Fachpreisrichter*innen:

  • Thomas Vielhaber, Stadtbaurat Landeshauptstadt Hannover
  • Heiner Farwick, Architekt
  • Rita Ahlers, Architektin
  • Prof. Tatjana Sabljo, Architektin
  • Prof. Sven Martens, Architekt

Sachpreisrichter*innen:

  • Günter Papenburg, Geschäftsführer GP Papenburg AG
  • Oliver Matziol, Architekt / Projektentwickler GPHI
  • Dr. Elisabeth Clausen-Muradian (B90 Grünen), Vorsitz Stadtentwicklungs- und Bauausschuss
  • Lars Kelich (SPD), Fraktionsvorsitzender

Voraussichtlich im Dezember 2024 wird der Siegerentwurf in einer öffentlichen Veranstaltung gekürt.

Rückblick auf denkmalrechtlichen Prozess

Der Entscheidung zum Abriss der Gebäude ist ein langer denkmalrechtlicher Prozess vorausgegangen. In den denkmalgeschützten Gebäuden war eine Nitrosamin-Belastung nachgewiesen worden. Nitrosamine gelten als stark krebserregend. 2022 beauftragte die städtische Denkmalschutzbehörde auf eigene Kosten zwei Gutachter zur Erstellung eines Konzepts für einen möglichen Erhalt und die Umnutzung der Gebäude. Das Konzept sah eine „Haus-in-Haus-Lösung“, also einen Neubau innerhalb der historischen Klinkerfassade, vor. Dabei wäre laut Gutachtern eine gesundheitlich gefahrlose Nutzung der Räume möglich. Leider wurde dieses Konzept seitens der zuständigen Gesundheitsbehörden von Region und Land nicht mitgetragen, sodass die Bauverwaltung nur feststellen konnte, dass eine Nutzung des Baudenkmals zu Aufenthaltszwecken (Wohnen, Arbeiten, …) ausscheidet.

Ohne diese dauerhafte Nutzungsperspektive musste der Abriss unter bestimmten Auflagen im Oktober 2023 genehmigt werden. Zu den Auflagen gehören eine grafische Bestandsaufnahme sowie eine umfangreiche Dokumentation.

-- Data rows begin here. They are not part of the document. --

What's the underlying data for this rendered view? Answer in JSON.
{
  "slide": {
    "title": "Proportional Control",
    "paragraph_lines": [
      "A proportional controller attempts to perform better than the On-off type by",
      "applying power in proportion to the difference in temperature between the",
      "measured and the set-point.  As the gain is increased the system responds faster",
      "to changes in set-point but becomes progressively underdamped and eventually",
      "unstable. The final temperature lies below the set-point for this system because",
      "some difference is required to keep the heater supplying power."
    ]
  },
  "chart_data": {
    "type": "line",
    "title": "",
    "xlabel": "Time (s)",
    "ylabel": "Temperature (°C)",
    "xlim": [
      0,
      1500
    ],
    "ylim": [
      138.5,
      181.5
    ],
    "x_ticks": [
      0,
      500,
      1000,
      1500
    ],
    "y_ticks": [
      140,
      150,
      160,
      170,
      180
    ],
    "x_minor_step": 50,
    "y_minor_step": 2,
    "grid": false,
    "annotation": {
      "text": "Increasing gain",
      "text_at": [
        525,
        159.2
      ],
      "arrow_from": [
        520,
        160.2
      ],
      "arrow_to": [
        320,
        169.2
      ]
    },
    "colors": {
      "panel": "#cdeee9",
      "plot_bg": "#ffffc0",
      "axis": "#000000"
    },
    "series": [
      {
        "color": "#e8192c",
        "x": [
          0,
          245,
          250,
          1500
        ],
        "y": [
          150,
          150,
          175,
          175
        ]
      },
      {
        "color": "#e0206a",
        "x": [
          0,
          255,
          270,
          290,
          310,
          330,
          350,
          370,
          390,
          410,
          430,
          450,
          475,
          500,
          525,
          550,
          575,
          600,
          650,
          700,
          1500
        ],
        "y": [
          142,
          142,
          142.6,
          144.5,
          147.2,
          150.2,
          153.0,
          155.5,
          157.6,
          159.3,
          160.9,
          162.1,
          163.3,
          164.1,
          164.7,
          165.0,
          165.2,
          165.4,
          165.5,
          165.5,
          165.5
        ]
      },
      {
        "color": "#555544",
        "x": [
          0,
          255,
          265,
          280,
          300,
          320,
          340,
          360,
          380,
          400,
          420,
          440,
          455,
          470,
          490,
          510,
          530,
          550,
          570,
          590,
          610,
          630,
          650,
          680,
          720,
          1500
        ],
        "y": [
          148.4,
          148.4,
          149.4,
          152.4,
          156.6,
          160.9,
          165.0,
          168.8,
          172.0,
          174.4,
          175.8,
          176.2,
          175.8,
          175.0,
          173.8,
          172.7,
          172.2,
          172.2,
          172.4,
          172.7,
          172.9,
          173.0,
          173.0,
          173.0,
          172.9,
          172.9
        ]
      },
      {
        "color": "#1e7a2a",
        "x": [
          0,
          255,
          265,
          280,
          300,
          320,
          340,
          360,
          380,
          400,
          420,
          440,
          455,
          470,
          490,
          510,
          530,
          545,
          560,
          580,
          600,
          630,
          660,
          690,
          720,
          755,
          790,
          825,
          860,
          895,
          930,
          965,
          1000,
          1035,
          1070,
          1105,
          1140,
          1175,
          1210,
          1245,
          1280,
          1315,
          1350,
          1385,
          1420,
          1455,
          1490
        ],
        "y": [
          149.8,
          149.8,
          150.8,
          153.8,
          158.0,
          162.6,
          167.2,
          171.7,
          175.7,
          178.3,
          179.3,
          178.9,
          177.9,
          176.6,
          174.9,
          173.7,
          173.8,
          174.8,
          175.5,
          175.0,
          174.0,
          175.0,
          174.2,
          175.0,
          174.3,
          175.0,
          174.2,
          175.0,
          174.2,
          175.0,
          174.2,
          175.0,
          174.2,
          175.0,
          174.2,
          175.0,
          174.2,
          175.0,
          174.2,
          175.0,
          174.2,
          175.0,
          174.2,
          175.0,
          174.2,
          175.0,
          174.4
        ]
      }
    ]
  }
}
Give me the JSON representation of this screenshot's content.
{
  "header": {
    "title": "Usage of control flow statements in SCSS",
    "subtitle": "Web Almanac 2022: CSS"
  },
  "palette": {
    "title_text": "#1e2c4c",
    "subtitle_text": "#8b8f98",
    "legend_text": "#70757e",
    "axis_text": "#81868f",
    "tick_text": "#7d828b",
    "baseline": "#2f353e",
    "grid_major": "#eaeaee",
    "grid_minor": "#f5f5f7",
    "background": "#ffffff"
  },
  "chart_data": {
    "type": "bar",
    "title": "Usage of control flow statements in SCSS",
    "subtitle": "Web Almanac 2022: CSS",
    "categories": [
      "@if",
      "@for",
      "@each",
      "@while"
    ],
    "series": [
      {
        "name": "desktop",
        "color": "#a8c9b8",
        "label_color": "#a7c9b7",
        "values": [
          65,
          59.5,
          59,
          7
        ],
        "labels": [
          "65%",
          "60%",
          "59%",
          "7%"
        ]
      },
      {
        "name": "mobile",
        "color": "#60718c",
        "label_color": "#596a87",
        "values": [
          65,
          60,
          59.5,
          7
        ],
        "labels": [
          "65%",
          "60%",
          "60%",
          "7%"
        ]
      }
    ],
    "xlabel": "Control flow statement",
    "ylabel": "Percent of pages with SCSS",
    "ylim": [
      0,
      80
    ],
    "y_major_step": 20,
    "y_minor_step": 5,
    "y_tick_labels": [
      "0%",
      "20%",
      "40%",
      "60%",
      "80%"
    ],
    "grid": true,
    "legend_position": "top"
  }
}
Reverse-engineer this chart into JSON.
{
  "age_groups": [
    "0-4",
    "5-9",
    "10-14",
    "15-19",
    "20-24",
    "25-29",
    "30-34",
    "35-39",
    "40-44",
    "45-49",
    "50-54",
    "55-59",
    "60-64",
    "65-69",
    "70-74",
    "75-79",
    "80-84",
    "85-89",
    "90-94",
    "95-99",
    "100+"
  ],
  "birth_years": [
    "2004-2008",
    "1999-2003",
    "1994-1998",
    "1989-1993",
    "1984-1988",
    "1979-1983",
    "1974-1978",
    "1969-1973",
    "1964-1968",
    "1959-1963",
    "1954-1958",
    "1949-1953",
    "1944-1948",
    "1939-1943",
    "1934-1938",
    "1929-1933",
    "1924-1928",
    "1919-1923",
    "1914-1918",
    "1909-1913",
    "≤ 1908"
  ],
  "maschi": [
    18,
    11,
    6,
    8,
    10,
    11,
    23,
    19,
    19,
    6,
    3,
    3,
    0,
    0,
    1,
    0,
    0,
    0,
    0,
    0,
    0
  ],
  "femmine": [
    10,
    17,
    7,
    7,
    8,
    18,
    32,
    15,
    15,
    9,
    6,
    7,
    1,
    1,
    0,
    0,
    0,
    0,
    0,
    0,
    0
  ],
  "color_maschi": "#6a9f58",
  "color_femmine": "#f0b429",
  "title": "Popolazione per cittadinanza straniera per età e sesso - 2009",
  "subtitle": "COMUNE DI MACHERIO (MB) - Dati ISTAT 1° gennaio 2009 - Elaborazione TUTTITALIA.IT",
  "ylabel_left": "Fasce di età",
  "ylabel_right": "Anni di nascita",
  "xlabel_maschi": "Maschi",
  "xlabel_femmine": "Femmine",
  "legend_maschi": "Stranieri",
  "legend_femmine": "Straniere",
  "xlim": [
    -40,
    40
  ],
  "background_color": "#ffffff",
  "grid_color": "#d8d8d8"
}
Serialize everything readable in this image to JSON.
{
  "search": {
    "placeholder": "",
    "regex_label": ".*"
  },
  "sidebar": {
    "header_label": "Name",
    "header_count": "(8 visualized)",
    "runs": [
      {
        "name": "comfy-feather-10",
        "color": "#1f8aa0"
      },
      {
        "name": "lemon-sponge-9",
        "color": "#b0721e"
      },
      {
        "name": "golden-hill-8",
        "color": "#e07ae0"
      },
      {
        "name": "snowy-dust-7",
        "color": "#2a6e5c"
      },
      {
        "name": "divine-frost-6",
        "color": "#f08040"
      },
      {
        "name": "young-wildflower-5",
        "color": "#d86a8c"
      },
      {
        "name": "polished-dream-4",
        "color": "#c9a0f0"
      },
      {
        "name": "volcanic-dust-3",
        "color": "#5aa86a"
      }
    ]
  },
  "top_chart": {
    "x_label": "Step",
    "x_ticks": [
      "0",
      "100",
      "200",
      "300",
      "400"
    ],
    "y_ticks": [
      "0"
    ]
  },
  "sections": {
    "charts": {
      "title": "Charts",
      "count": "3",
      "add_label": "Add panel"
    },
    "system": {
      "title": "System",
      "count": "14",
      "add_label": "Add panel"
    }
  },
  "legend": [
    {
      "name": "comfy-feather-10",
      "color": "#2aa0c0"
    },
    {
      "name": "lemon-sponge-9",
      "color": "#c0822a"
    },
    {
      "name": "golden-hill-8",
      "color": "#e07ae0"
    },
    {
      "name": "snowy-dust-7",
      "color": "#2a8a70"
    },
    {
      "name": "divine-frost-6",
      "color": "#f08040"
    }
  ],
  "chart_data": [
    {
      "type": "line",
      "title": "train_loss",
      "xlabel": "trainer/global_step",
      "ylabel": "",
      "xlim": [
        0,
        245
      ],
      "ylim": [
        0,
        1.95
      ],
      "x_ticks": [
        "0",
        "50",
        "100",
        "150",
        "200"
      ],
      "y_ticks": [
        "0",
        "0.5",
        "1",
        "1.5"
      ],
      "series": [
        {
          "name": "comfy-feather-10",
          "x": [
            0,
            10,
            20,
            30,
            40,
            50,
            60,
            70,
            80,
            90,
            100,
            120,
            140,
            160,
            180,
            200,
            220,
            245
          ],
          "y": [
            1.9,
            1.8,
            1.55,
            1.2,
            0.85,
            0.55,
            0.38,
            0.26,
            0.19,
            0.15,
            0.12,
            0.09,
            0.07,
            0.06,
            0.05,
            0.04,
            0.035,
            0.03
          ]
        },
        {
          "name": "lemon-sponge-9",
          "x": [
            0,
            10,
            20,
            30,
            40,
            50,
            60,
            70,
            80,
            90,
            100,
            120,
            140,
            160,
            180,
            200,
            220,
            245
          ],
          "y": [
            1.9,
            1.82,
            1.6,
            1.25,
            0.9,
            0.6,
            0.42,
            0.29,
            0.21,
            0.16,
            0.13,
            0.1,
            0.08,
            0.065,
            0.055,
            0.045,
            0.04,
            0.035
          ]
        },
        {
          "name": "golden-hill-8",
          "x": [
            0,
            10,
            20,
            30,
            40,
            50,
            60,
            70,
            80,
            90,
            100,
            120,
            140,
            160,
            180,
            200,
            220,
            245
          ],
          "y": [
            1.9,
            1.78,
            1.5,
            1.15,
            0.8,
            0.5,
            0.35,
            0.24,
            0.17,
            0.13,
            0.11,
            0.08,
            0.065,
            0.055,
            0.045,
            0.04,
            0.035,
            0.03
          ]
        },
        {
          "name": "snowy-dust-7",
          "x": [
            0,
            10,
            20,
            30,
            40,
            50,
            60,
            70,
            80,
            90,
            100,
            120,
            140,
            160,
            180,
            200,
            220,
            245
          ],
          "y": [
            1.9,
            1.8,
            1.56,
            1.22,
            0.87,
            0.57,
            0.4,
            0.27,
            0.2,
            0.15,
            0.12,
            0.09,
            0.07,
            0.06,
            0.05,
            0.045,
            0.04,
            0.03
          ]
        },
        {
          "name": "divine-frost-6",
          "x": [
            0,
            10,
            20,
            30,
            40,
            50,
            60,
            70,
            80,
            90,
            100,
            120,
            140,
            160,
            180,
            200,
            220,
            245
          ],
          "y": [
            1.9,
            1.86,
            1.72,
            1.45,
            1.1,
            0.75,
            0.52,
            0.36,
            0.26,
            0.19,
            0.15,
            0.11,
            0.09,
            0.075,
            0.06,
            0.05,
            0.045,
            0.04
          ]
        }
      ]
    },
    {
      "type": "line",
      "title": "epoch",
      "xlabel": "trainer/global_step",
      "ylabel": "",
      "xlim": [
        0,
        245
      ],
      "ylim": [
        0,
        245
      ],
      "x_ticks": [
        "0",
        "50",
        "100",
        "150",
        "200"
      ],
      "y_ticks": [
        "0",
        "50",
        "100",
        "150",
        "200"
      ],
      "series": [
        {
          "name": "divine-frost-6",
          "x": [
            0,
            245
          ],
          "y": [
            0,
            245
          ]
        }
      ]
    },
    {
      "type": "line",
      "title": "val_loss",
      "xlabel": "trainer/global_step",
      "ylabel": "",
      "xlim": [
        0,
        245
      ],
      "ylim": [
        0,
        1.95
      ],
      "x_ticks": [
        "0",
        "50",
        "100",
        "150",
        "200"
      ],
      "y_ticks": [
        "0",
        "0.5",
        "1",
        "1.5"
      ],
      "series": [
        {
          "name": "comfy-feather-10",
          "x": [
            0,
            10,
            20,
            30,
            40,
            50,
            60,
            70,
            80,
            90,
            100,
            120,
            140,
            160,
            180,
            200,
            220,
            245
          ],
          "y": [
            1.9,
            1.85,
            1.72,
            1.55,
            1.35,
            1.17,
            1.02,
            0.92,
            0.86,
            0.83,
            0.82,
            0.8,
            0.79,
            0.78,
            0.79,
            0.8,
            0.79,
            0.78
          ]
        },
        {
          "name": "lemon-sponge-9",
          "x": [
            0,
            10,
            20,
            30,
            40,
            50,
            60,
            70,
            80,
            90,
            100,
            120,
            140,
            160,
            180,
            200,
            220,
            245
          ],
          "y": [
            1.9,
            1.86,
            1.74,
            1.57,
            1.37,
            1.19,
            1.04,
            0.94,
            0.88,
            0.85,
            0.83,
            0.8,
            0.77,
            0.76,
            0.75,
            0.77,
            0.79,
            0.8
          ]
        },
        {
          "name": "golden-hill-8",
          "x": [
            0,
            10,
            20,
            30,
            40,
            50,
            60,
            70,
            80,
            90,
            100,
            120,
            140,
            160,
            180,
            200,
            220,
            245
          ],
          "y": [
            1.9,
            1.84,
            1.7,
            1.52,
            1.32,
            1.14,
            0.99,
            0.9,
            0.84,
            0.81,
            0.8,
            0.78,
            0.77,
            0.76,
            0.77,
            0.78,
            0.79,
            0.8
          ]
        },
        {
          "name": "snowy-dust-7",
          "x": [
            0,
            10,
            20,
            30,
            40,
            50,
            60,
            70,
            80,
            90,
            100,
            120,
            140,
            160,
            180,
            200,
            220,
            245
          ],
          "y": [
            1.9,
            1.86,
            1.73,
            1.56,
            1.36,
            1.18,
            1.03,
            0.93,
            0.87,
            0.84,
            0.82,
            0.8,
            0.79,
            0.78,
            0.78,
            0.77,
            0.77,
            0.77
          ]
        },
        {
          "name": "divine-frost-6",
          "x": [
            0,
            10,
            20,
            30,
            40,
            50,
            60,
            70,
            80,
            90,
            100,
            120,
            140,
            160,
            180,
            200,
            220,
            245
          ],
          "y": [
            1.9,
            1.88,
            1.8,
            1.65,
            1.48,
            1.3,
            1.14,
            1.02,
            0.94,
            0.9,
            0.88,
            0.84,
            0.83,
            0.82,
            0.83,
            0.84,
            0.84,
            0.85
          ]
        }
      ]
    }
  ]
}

Die Verbindungsbrücke zwischen dem Denkmal Wunstorfer Straße 130 (Gebäude eins) und dem Gebäude zwei wurde zudem als zu erhaltenes Einzeldenkmal identifiziert und muss in das Projekt integriert werden.

Bauleitplanverfahren

Im Januar 2024 beschloss der Verwaltungsausschuss der Landeshauptstadt Hannover die Rahmenbedingungen für den zweiten Bauabschnitt der Wasserstadt Limmer. Es gibt nun konkrete Vorgaben zum städtebaulichen Entwurf, der städtebaulichen Dichte, der Größe der öffentlichen Grünflächen und eines Verkehrskonzeptes. Außerdem musste die Firma Papenburg einen beschlussfähigen Antrag auf Einleitung eines Vorhaben- und Erschließungsplans für die Neubebauung anstelle der zum Abriss vorgesehenen stadtbildprägenden Produktionsgebäude vorlegen. Dieser befindet sich im Gremienlauf (Stand April 2024). Im Anschluss daran werden die weiteren in Bauleitplanverfahren erforderlichen Verfahrensschritte durchgeführt. Hierzu zählen auch die frühzeitige Beteiligung der Öffentlichkeit sowie die öffentliche Auslage.